Darren O’Rourke TD has called on the Government to progress the Navan Rail project through the planning stage as quickly as possible in order to allow sufficient time to deal with the concerns of objectors, including privileged objectors.

The Sinn Féin TD and transport spokesperson made the call in the Dáil following recent local, regional and national media coverage of opposition to the proposed rail extension.

He told Meath Live, “The case for the extension of a rail service to Navan is made. It grows more compelling by the day as the population of the county grows and as the need to move to active and public transport become more apparent. The whole county will benefit from the project, not just those who commute on a daily basis. It has the potential to transform the county socially, economically, and environmentally.

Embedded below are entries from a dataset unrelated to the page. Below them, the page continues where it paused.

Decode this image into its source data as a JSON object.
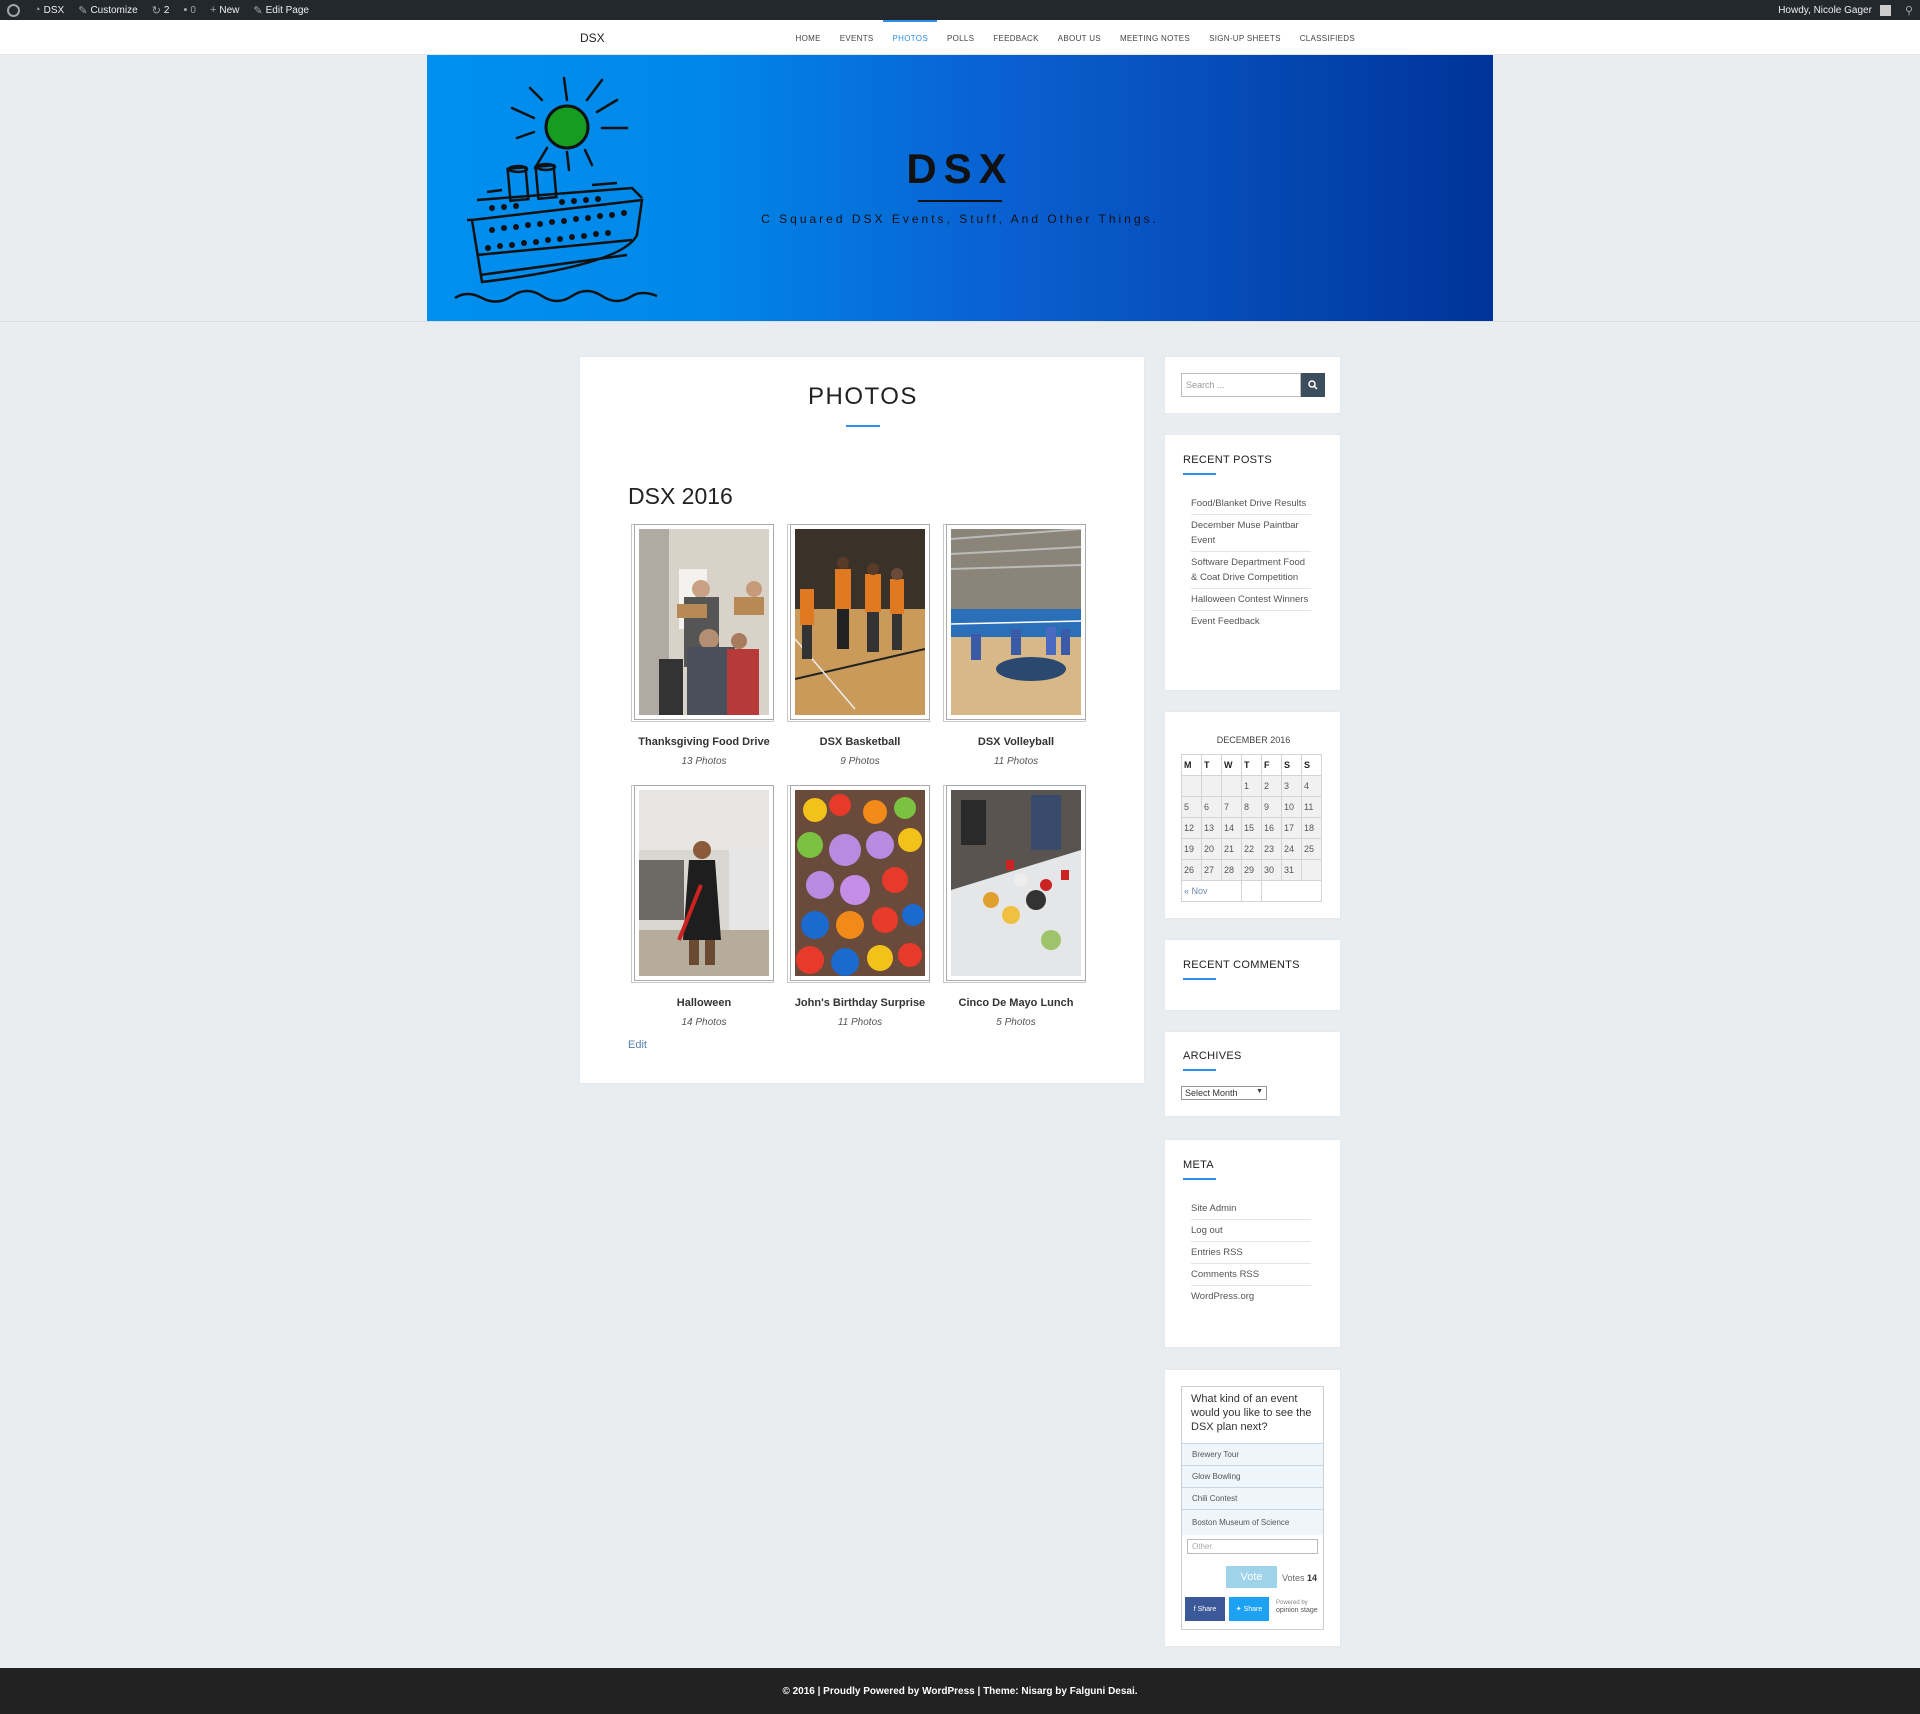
{
  "admin_bar": {
    "site_name": "DSX",
    "customize": "Customize",
    "updates_count": "2",
    "comments_count": "0",
    "new_label": "New",
    "edit_page": "Edit Page",
    "greeting": "Howdy, Nicole Gager"
  },
  "nav": {
    "brand": "DSX",
    "items": [
      "HOME",
      "EVENTS",
      "PHOTOS",
      "POLLS",
      "FEEDBACK",
      "ABOUT US",
      "MEETING NOTES",
      "SIGN-UP SHEETS",
      "CLASSIFIEDS"
    ],
    "active": "PHOTOS"
  },
  "hero": {
    "title": "DSX",
    "subtitle": "C Squared DSX Events, Stuff, And Other Things."
  },
  "page": {
    "title": "PHOTOS",
    "gallery_title": "DSX 2016",
    "albums": [
      {
        "name": "Thanksgiving Food Drive",
        "count": "13 Photos"
      },
      {
        "name": "DSX Basketball",
        "count": "9 Photos"
      },
      {
        "name": "DSX Volleyball",
        "count": "11 Photos"
      },
      {
        "name": "Halloween",
        "count": "14 Photos"
      },
      {
        "name": "John's Birthday Surprise",
        "count": "11 Photos"
      },
      {
        "name": "Cinco De Mayo Lunch",
        "count": "5 Photos"
      }
    ],
    "edit_label": "Edit"
  },
  "sidebar": {
    "search_placeholder": "Search ...",
    "recent_posts": {
      "title": "RECENT POSTS",
      "items": [
        "Food/Blanket Drive Results",
        "December Muse Paintbar Event",
        "Software Department Food & Coat Drive Competition",
        "Halloween Contest Winners",
        "Event Feedback"
      ]
    },
    "calendar": {
      "caption": "DECEMBER 2016",
      "days": [
        "M",
        "T",
        "W",
        "T",
        "F",
        "S",
        "S"
      ],
      "weeks": [
        [
          "",
          "",
          "",
          "1",
          "2",
          "3",
          "4"
        ],
        [
          "5",
          "6",
          "7",
          "8",
          "9",
          "10",
          "11"
        ],
        [
          "12",
          "13",
          "14",
          "15",
          "16",
          "17",
          "18"
        ],
        [
          "19",
          "20",
          "21",
          "22",
          "23",
          "24",
          "25"
        ],
        [
          "26",
          "27",
          "28",
          "29",
          "30",
          "31",
          ""
        ]
      ],
      "prev": "« Nov"
    },
    "recent_comments": {
      "title": "RECENT COMMENTS"
    },
    "archives": {
      "title": "ARCHIVES",
      "select": "Select Month"
    },
    "meta": {
      "title": "META",
      "items": [
        "Site Admin",
        "Log out",
        "Entries RSS",
        "Comments RSS",
        "WordPress.org"
      ]
    },
    "poll": {
      "question": "What kind of an event would you like to see the DSX plan next?",
      "options": [
        "Brewery Tour",
        "Glow Bowling",
        "Chili Contest",
        "Boston Museum of Science"
      ],
      "other_placeholder": "Other",
      "vote_label": "Vote",
      "votes_label": "Votes",
      "votes_count": "14",
      "share_facebook": "f Share",
      "share_twitter": "Share",
      "powered_by": "Powered by",
      "powered_brand": "opinion stage"
    }
  },
  "footer": {
    "text": "© 2016 | Proudly Powered by WordPress | Theme: Nisarg by Falguni Desai."
  },
  "colors": {
    "accent": "#2f8fea",
    "admin_bar": "#23282d",
    "hero_left": "#0090f0",
    "hero_right": "#003399",
    "footer": "#222222"
  }
}
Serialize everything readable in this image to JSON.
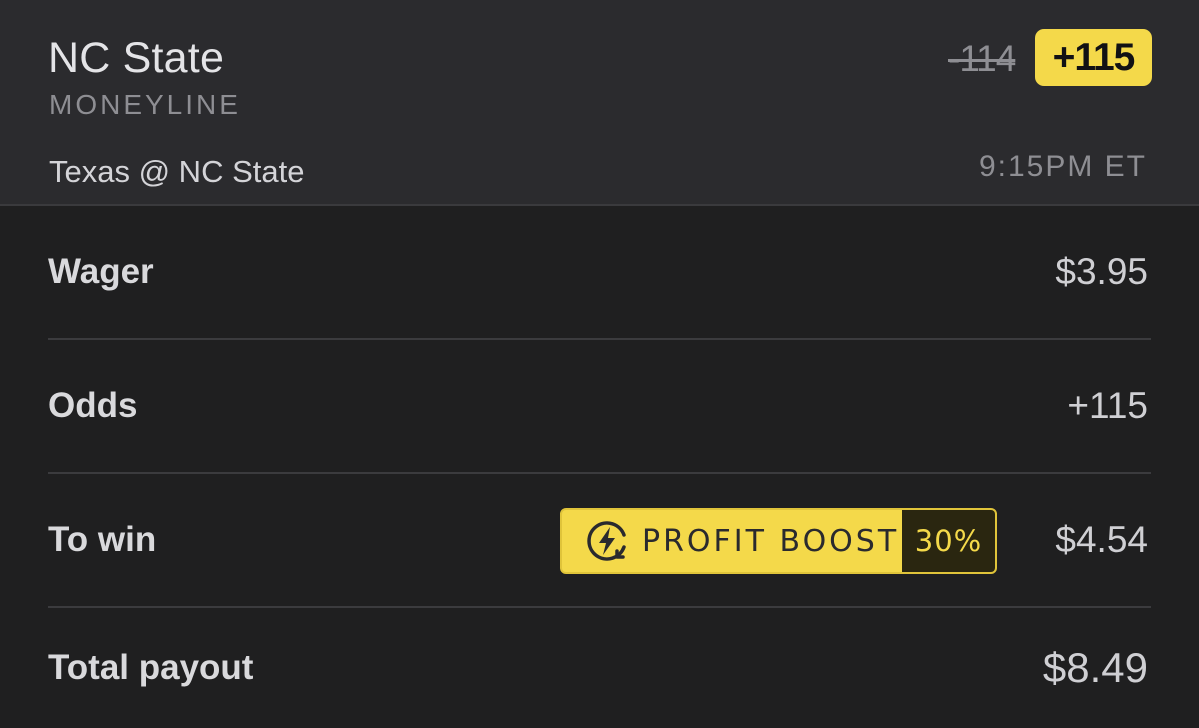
{
  "bet": {
    "selection": "NC State",
    "market": "MONEYLINE",
    "matchup": "Texas @ NC State",
    "game_time": "9:15PM ET",
    "original_odds": "-114",
    "boosted_odds": "+115"
  },
  "rows": {
    "wager": {
      "label": "Wager",
      "value": "$3.95"
    },
    "odds": {
      "label": "Odds",
      "value": "+115"
    },
    "to_win": {
      "label": "To win",
      "value": "$4.54"
    },
    "total_payout": {
      "label": "Total payout",
      "value": "$8.49"
    }
  },
  "profit_boost": {
    "label": "PROFIT BOOST",
    "percent": "30%",
    "icon": "lightning-boost-icon"
  },
  "colors": {
    "accent_yellow": "#f4d94a",
    "background": "#1f1f20",
    "header_background": "#2b2b2e"
  }
}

“I was concerned, then, to see the widespread media coverage of the signalled opposition to the project by one individual.

“We have a planning process. Everyone has a right to engage in that process on a fair and equal basis but we must be able to make decisions and make progress on major transport projects such as this without inordinate delay.

“In the Dáil recently, I raised the need for the Navan Rail project to move through planning as quickly as possible in order to ensure that objections are considered and the project delivered in the quickest possible time frame.

“In response, Minister Eamon Ryan acknowledged that planning takes an inordinate amount of time in Ireland and pointed to an ongoing “top-to-bottom” review of the planning system being conducted by the Attorney General. He added that the associated review, updating, and recalibrating of the Planning Act 2000 is one of the most important projects the Government has underway. He confirmed that it will be completed by the end of the year and will help not just this project [Navan Rail], but a whole range of projects, to get through the planning process more quickly.

“I welcome the Minister’s response but it needs to be matched with action. At the current rate of funding and progress on Navan Rail, we will only start to consider these contentious planning issues in the latter half of this decade. We need to get a move on. This project should be progressed to the ‘planning approved’ stage without any further delay. Otherwise, this essential project risks being even further delayed. There is no excuse for a failure to prepare.’